Mr. Hutcheson’s evidence (summarised above) betrayed a tension between his understandable desire to portray himself as a responsible parent to both families and his appreciation that active parenthood in the case of the second family led inescapably to underlining the public nature of his role in that regard. The reality is that there was a public dimension to the existence of the second family which could not be gainsaid. As earlier acknowledged, that dimension did not of itself mean that NGN was free to publish the fact of the second family to the world at large but it is a factor to be weighed in the balance.
Thirdly, for the reasons already given, this case involved a strong claim to freedom of expression in the public interest, against which there was, in the balance and, at best, a tenuous claim to privacy. Realistically, there was, at the least, a very real likelihood that Mr. Hutcheson would fail at trial. Against this background, the manner in which Eady J struck the balance (at [42] of the judgment) is, to my mind, unexceptionable; so too was his conclusion as to s.12(3), HRA. For my part, I agree with these conclusions of Eady J but, as already underlined, it suffices that these were conclusions to which he was amply entitled to come. There is an important distinction between the desire to keep information private and invoking the full panoply of the Court’s jurisdiction in order to do so. It is and should remain a strong thing to impose a prior restraint on publication. Accordingly, I was of the view that this appeal should be dismissed.
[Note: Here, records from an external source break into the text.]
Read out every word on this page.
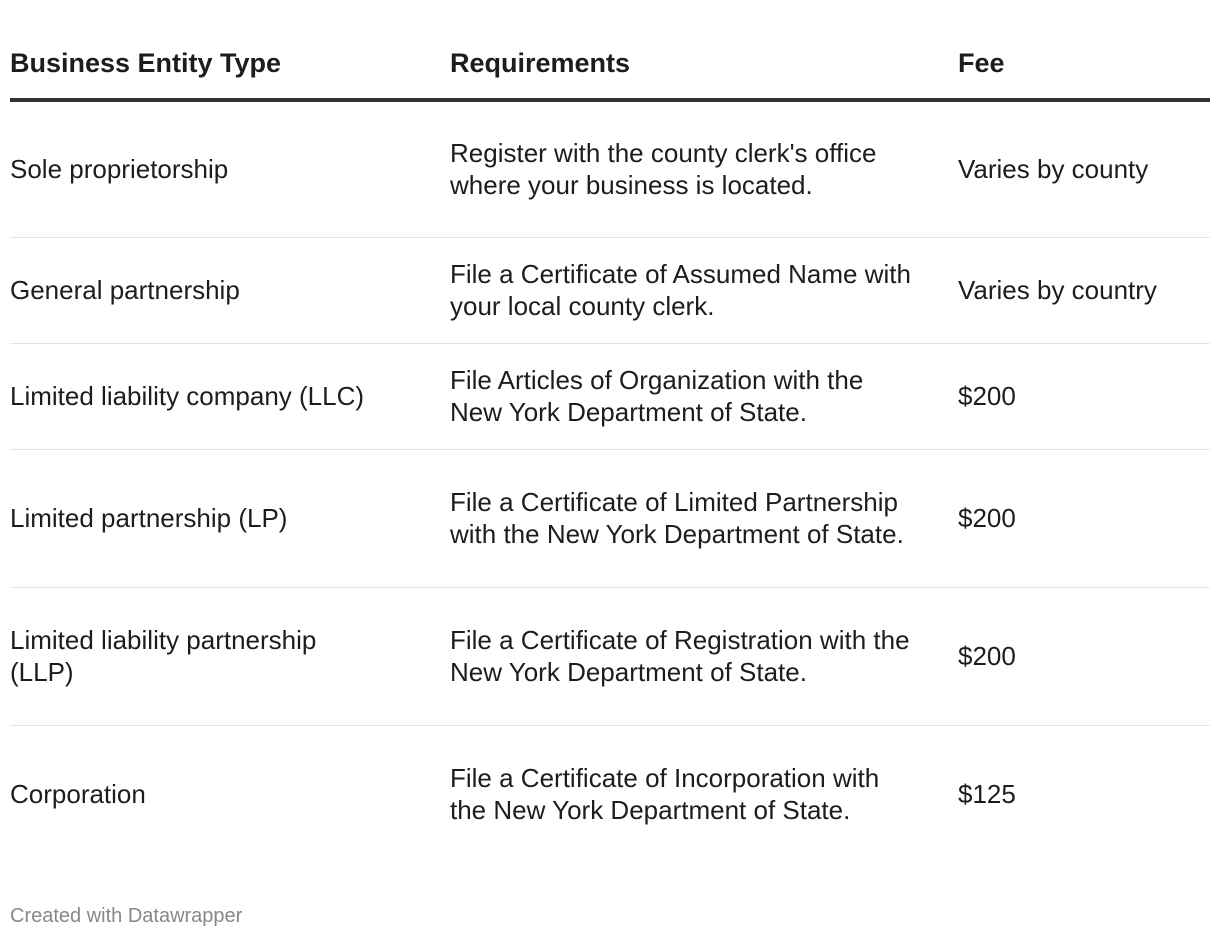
Business Entity Type	Requirements	Fee

Sole proprietorship	Register with the county clerk's office where your business is located.	Varies by county

General partnership	File a Certificate of Assumed Name with your local county clerk.	Varies by country

Limited liability company (LLC)	File Articles of Organization with the New York Department of State.	$200

Limited partnership (LP)	File a Certificate of Limited Partnership with the New York Department of State.	$200

Limited liability partnership (LLP)	File a Certificate of Registration with the New York Department of State.	$200

Corporation	File a Certificate of Incorporation with the New York Department of State.	$125
Created with Datawrapper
For completeness, I record that Ms Page advanced further arguments pursuant to her Respondent’s Notice, going to “responsible journalism” and the allegation that the nub of this claim involved an attempt by Mr. Hutcheson to protect his reputation. It is unnecessary to express any views on these submissions and I do not do so.
LORD JUSTICE ETHERTON:
I agree with Gross LJ that, even if the information which Mr Hutcheson seeks to restrain NGN from publishing is in principle protected by Art. 8 (which it is not necessary to decide), the appeal should nevertheless be dismissed. It should be dismissed because, for the reasons so clearly and cogently articulated by Gross LJ in paragraphs [45] to [48] of his judgment, Eady J was correct in his conclusions that it was neither necessary nor proportionate to restrain NGN’s freedom of expression and that Mr Hutcheson failed to satisfy the test in the HRA s. 12(3), or at any event those were conclusions which Eady J was entitled to reach.
THE MASTER OF THE ROLLS:
For the reasons given by Gross LJ, I would also dismiss this appeal.